I once tried to access the popular matrix private runescape server when I used debian, it erased my home directory. This was via the web browser and on windows it ran perfectly. I have no idea why this happened but it was the official server and not some java drive by, I should really report it but I can't be bothered.

RE: Potentially Infected (java driveby) - simon - 20-09-2012

check ss and netstat.
I dont know much about virusish

RE: Potentially Infected (java driveby) - jolia - 21-09-2012

Yup Simon!

Or as Neo told you, reinstall.

It's always the best choice :)

RE: Potentially Infected (java driveby) - Red - 13-12-2012

Install firestarter and have a look at the events and use the terminal to find out what application is causing it and if there is one you never authorize. Then you know.
Javadriveby does not need root privileges to harm your system. If java is old then well it will run. Normally you know by how much resources your browser is using. If the windows starts dimming down and web pages slow down then chances are its done something to you. Wireshark is ideal for spotting exactly what is going in and out of your computer so maybe look in to that if it happens again.

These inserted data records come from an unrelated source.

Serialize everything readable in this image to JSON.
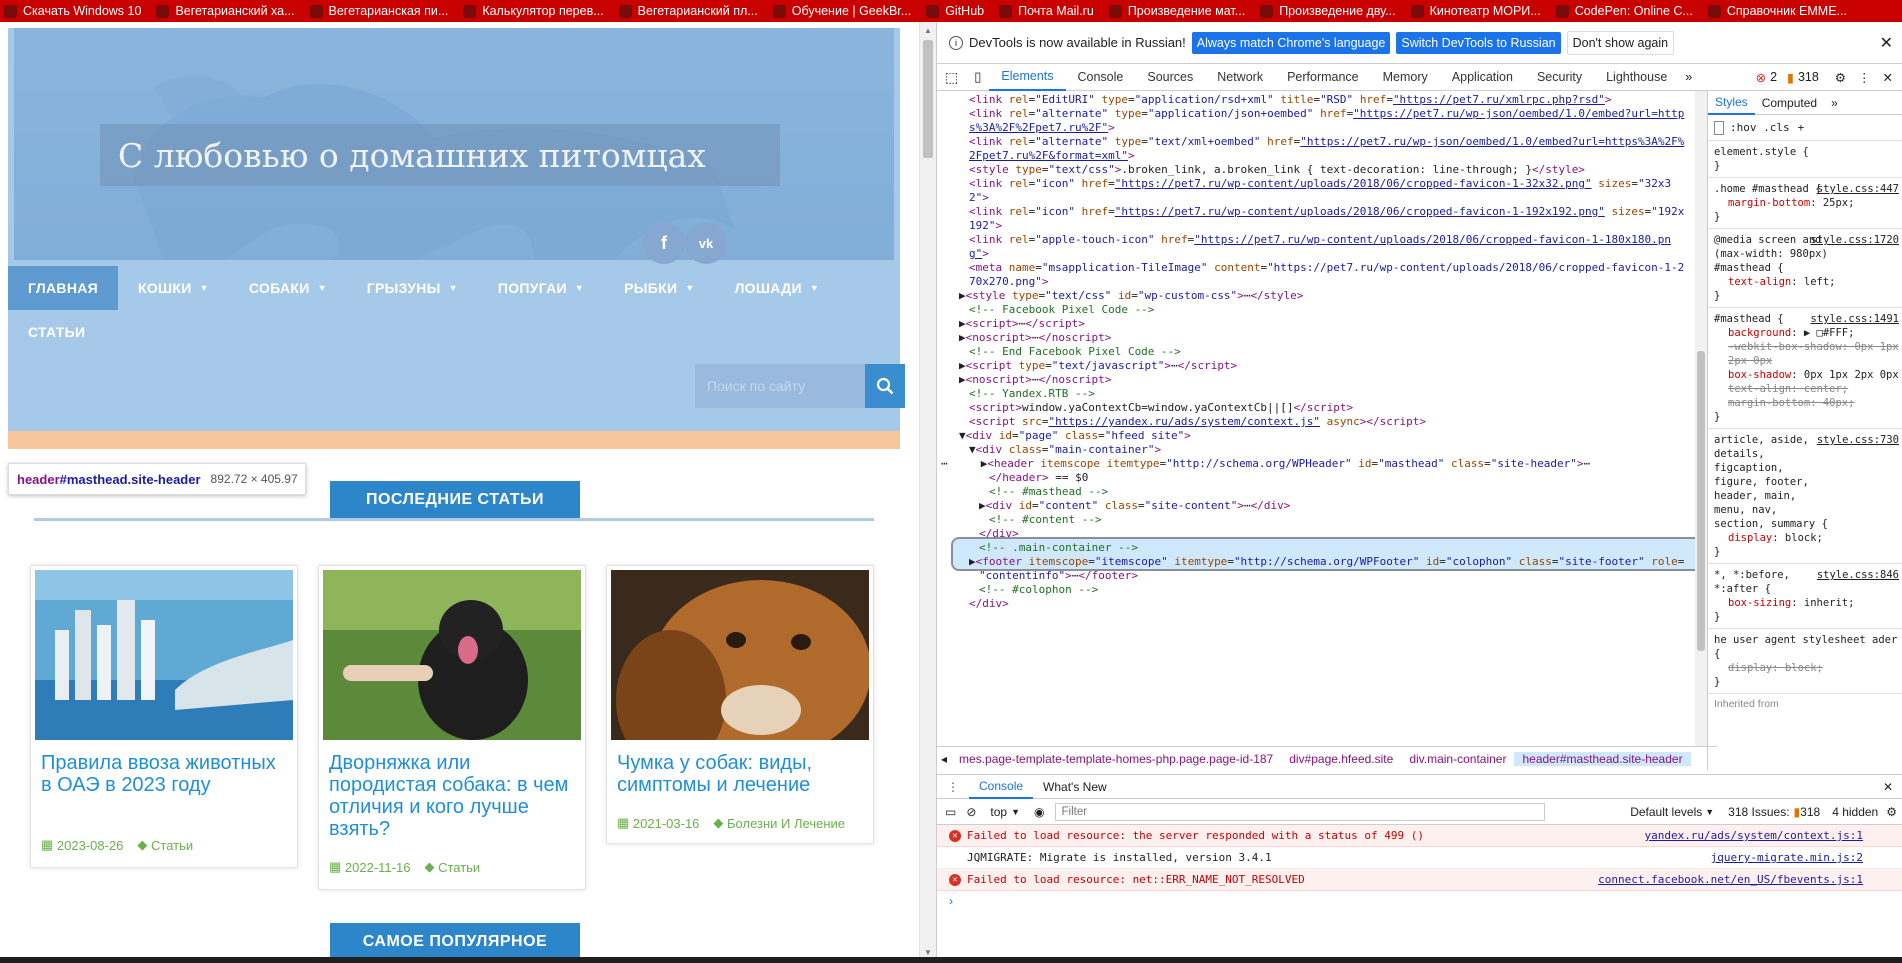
{
  "bookmarks": [
    {
      "label": "Скачать Windows 10",
      "icon": "windows-icon"
    },
    {
      "label": "Вегетарианский ха...",
      "icon": "strawberry-icon"
    },
    {
      "label": "Вегетарианская пи...",
      "icon": "globe-icon"
    },
    {
      "label": "Калькулятор перев...",
      "icon": "leaf-icon"
    },
    {
      "label": "Вегетарианский пл...",
      "icon": "star-icon"
    },
    {
      "label": "Обучение | GeekBr...",
      "icon": "geekbrains-icon"
    },
    {
      "label": "GitHub",
      "icon": "github-icon"
    },
    {
      "label": "Почта Mail.ru",
      "icon": "mail-icon"
    },
    {
      "label": "Произведение мат...",
      "icon": "fx-icon"
    },
    {
      "label": "Произведение дву...",
      "icon": "fx-icon"
    },
    {
      "label": "Кинотеатр МОРИ...",
      "icon": "cinema-icon"
    },
    {
      "label": "CodePen: Online C...",
      "icon": "codepen-icon"
    },
    {
      "label": "Справочник EMME...",
      "icon": "emmet-icon"
    }
  ],
  "site": {
    "title": "С любовью о домашних питомцах",
    "social": [
      "f",
      "vk"
    ],
    "nav": [
      {
        "label": "ГЛАВНАЯ",
        "dropdown": false
      },
      {
        "label": "КОШКИ",
        "dropdown": true
      },
      {
        "label": "СОБАКИ",
        "dropdown": true
      },
      {
        "label": "ГРЫЗУНЫ",
        "dropdown": true
      },
      {
        "label": "ПОПУГАИ",
        "dropdown": true
      },
      {
        "label": "РЫБКИ",
        "dropdown": true
      },
      {
        "label": "ЛОШАДИ",
        "dropdown": true
      },
      {
        "label": "СТАТЬИ",
        "dropdown": false
      }
    ],
    "search_placeholder": "Поиск по сайту",
    "tooltip": {
      "tag": "header",
      "id": "#masthead.site-header",
      "dims": "892.72 × 405.97"
    },
    "section_latest": "ПОСЛЕДНИЕ СТАТЬИ",
    "section_popular": "САМОЕ ПОПУЛЯРНОЕ",
    "cards": [
      {
        "title": "Правила ввоза животных в ОАЭ в 2023 году",
        "date": "2023-08-26",
        "category": "Статьи"
      },
      {
        "title": "Дворняжка или породистая собака: в чем отличия и кого лучше взять?",
        "date": "2022-11-16",
        "category": "Статьи"
      },
      {
        "title": "Чумка у собак: виды, симптомы и лечение",
        "date": "2021-03-16",
        "category": "Болезни И Лечение"
      }
    ]
  },
  "devtools": {
    "info_text": "DevTools is now available in Russian!",
    "info_btn1": "Always match Chrome's language",
    "info_btn2": "Switch DevTools to Russian",
    "info_btn3": "Don't show again",
    "tabs": [
      "Elements",
      "Console",
      "Sources",
      "Network",
      "Performance",
      "Memory",
      "Application",
      "Security",
      "Lighthouse"
    ],
    "errors_count": "2",
    "warnings_count": "318",
    "breadcrumbs": [
      "mes.page-template-template-homes-php.page.page-id-187",
      "div#page.hfeed.site",
      "div.main-container",
      "header#masthead.site-header"
    ],
    "styles_tabs": [
      "Styles",
      "Computed"
    ],
    "styles_filter": ":hov  .cls",
    "styles_rules": [
      {
        "selector": "element.style {",
        "source": "",
        "props": []
      },
      {
        "selector": ".home #masthead {",
        "source": "style.css:447",
        "props": [
          {
            "n": "margin-bottom",
            "v": "25px;",
            "s": false
          }
        ]
      },
      {
        "selector": "@media screen and (max-width: 980px) #masthead {",
        "source": "style.css:1720",
        "props": [
          {
            "n": "text-align",
            "v": "left;",
            "s": false
          }
        ]
      },
      {
        "selector": "#masthead {",
        "source": "style.css:1491",
        "props": [
          {
            "n": "background",
            "v": "▶ □#FFF;",
            "s": false
          },
          {
            "n": "-webkit-box-shadow",
            "v": "0px 1px 2px 0px",
            "s": true
          },
          {
            "n": "box-shadow",
            "v": "0px 1px 2px 0px",
            "s": false
          },
          {
            "n": "text-align",
            "v": "center;",
            "s": true
          },
          {
            "n": "margin-bottom",
            "v": "40px;",
            "s": true
          }
        ]
      },
      {
        "selector": "article, aside, details, figcaption, figure, footer, header, main, menu, nav, section, summary {",
        "source": "style.css:730",
        "props": [
          {
            "n": "display",
            "v": "block;",
            "s": false
          }
        ]
      },
      {
        "selector": "*, *:before, *:after {",
        "source": "style.css:846",
        "props": [
          {
            "n": "box-sizing",
            "v": "inherit;",
            "s": false
          }
        ]
      },
      {
        "selector": "he user agent stylesheet ader {",
        "source": "",
        "props": [
          {
            "n": "display",
            "v": "block;",
            "s": true
          }
        ]
      }
    ],
    "styles_footer": "Inherited from",
    "console": {
      "tabs": [
        "Console",
        "What's New"
      ],
      "context": "top",
      "filter_placeholder": "Filter",
      "levels": "Default levels",
      "issues": "318 Issues:",
      "issues_count": "318",
      "hidden": "4 hidden",
      "messages": [
        {
          "type": "error",
          "text": "Failed to load resource: the server responded with a status of 499 ()",
          "link": "yandex.ru/ads/system/context.js:1"
        },
        {
          "type": "log",
          "text": "JQMIGRATE: Migrate is installed, version 3.4.1",
          "link": "jquery-migrate.min.js:2"
        },
        {
          "type": "error",
          "text": "Failed to load resource: net::ERR_NAME_NOT_RESOLVED",
          "link": "connect.facebook.net/en_US/fbevents.js:1"
        }
      ]
    }
  }
}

RE: Potentially Infected (java driveby) - CrossFold - 14-12-2012

htop to see if there are any weird processes.Also do netstat when all the connections you initiated are closed so you know what exactly is going in and out. ss also is a great utility. what more, get a firewall up and running. I would prefer a gui if it was for me since its annoying to handle the cli at such times. but up to you. And keep a track of what services are added to the startup. Just a few common steps towards confirmation

RE: Potentially Infected (java driveby) - gurhush - 14-12-2012

(14-12-2012, 03:11 PM)NeoTerra Wrote: I would just nuke and pave, no point in getting all worried/paranoid.

This is a really old post; Red went gravedigging.